Independent infrastructure expert Marion Terrill said the project, which was forecast to return $1.30 for every $1 spent when it was originally budgeted for $16 billion in 2018, would struggle to stack at a blown-out cost of $26 billion.
“Six years ago there wasn’t a strong business case. The benefits were expected to very modestly exceed the costs. Now that they’ve blown out so dramatically, it’s hard to see how that can be true,” Ms Terrill said.
“In other words, building this road destroys value.”
The former Grattan Institute transport and cities program director also said the government’s plan for drivers to pay back rapidly escalating capital costs on the project with potentially higher toll fees would damage its social utility.
This comes as household income in Victoria has fallen behind Tasmania for the first time, according to an extensive audit of the state’s finances by economist Saul Eslake.
“Pushing extra cost onto drivers has a perverse effect on the ultimate point of the road, which is for people to use it,” Ms Terrill said.
“In Sydney, having excessively high tolls, and too many of them, has proven a real political headache. There’s been a number of short-term toll relief measures to deal with excessive tolls without an overall strategy for movement in the city.”
The North East Link has been presented as the “missing link” between the eastern end of Melbourne’s M80 Ring Road in the northern suburb of Greensborough and the Eastern Freeway-Bulleen Road intersection.
Annual reports also showed that the tolling corporation employed 23 staff members earning on average $244,000 a year, including 4.37 full-time equivalent executives who pocketed an average of $352,000 each.

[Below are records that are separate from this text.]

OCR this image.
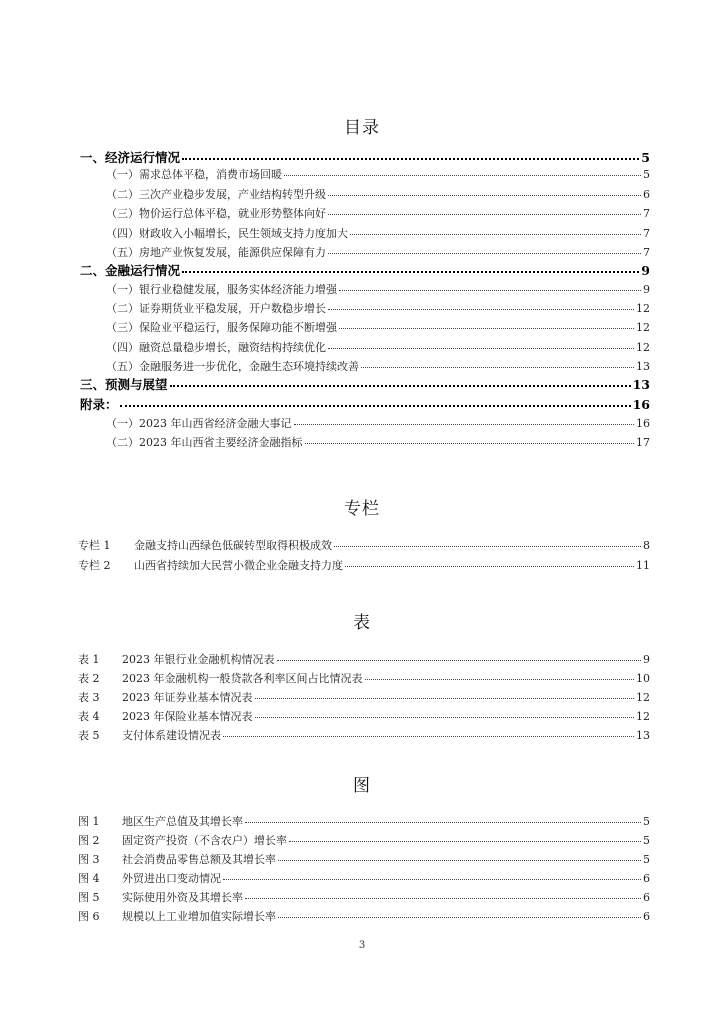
目录
一、经济运行情况	5
（一）需求总体平稳，消费市场回暖	5
（二）三次产业稳步发展，产业结构转型升级	6
（三）物价运行总体平稳，就业形势整体向好	7
（四）财政收入小幅增长，民生领域支持力度加大	7
（五）房地产业恢复发展，能源供应保障有力	7
二、金融运行情况	9
（一）银行业稳健发展，服务实体经济能力增强	9
（二）证券期货业平稳发展，开户数稳步增长	12
（三）保险业平稳运行，服务保障功能不断增强	12
（四）融资总量稳步增长，融资结构持续优化	12
（五）金融服务进一步优化，金融生态环境持续改善	13
三、预测与展望	13
附录：	16
（一）2023 年山西省经济金融大事记	16
（二）2023 年山西省主要经济金融指标	17
专栏
专栏 1 金融支持山西绿色低碳转型取得积极成效	8
专栏 2 山西省持续加大民营小微企业金融支持力度	11
表
表 1 2023 年银行业金融机构情况表	9
表 2 2023 年金融机构一般贷款各利率区间占比情况表	10
表 3 2023 年证券业基本情况表	12
表 4 2023 年保险业基本情况表	12
表 5 支付体系建设情况表	13
图
图 1 地区生产总值及其增长率	5
图 2 固定资产投资（不含农户）增长率	5
图 3 社会消费品零售总额及其增长率	5
图 4 外贸进出口变动情况	6
图 5 实际使用外资及其增长率	6
图 6 规模以上工业增加值实际增长率	6
3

Victorian Premier Jacinta Allan has said the link would take 15,000 trucks a day off local roads, save 35 minutes in travel time from the east to the outer north, and create 12,000 jobs, as well as supporting a “productive economy”.
“We set up the first-ever Victorian state-owned tolling corporation to help build transformational road projects like the North East Link – which will cut travel times and get trucks off local roads,” a state government spokesman said on Monday.
“The majority of road projects of this scale in Australia are delivered with partners like Transurban. Using a state-owned toll road operator for North East Link means Victorians get a better deal, while the toll road market becomes more competitive.”
David Hayward, emeritus professor of public policy at RMIT University, said toll roads were basically “a licence to print money” and he was confident the debts would be recouped, but drivers were right to feel dudded by the blowouts.
“When the government decided to get private companies to build infrastructure, the argument was that it would lead to efficiencies, and they’d stop getting blowouts, but that obviously hasn’t happened,” he said.
“It’s easy money for private companies, and it gets footed by the public purse. At the end of the day – there’s a lack of discipline around spending.”
Institute of Public Affairs research fellow Lachlan Clark said the main problem with extending the borrowing capacity of the tolling corporation was that it exposed Victoria’s balance sheet right “at the moment it is most vulnerable”.
Transport experts this year blamed the North East Link’s $10 billion blowout on costly CFMEU disruptions, a failed tender process and expensive design decisions that pander to environmental and community groups.
The Albanese government in May committed an extra $3.2 billion of funding to the project – which is on track to become the most expensive road in Victoria’s history – increasing the federal funding to $5 billion. Opposition finance spokeswoman Jess Wilson said the project’s blowouts would leave motorists paying higher tolls for longer.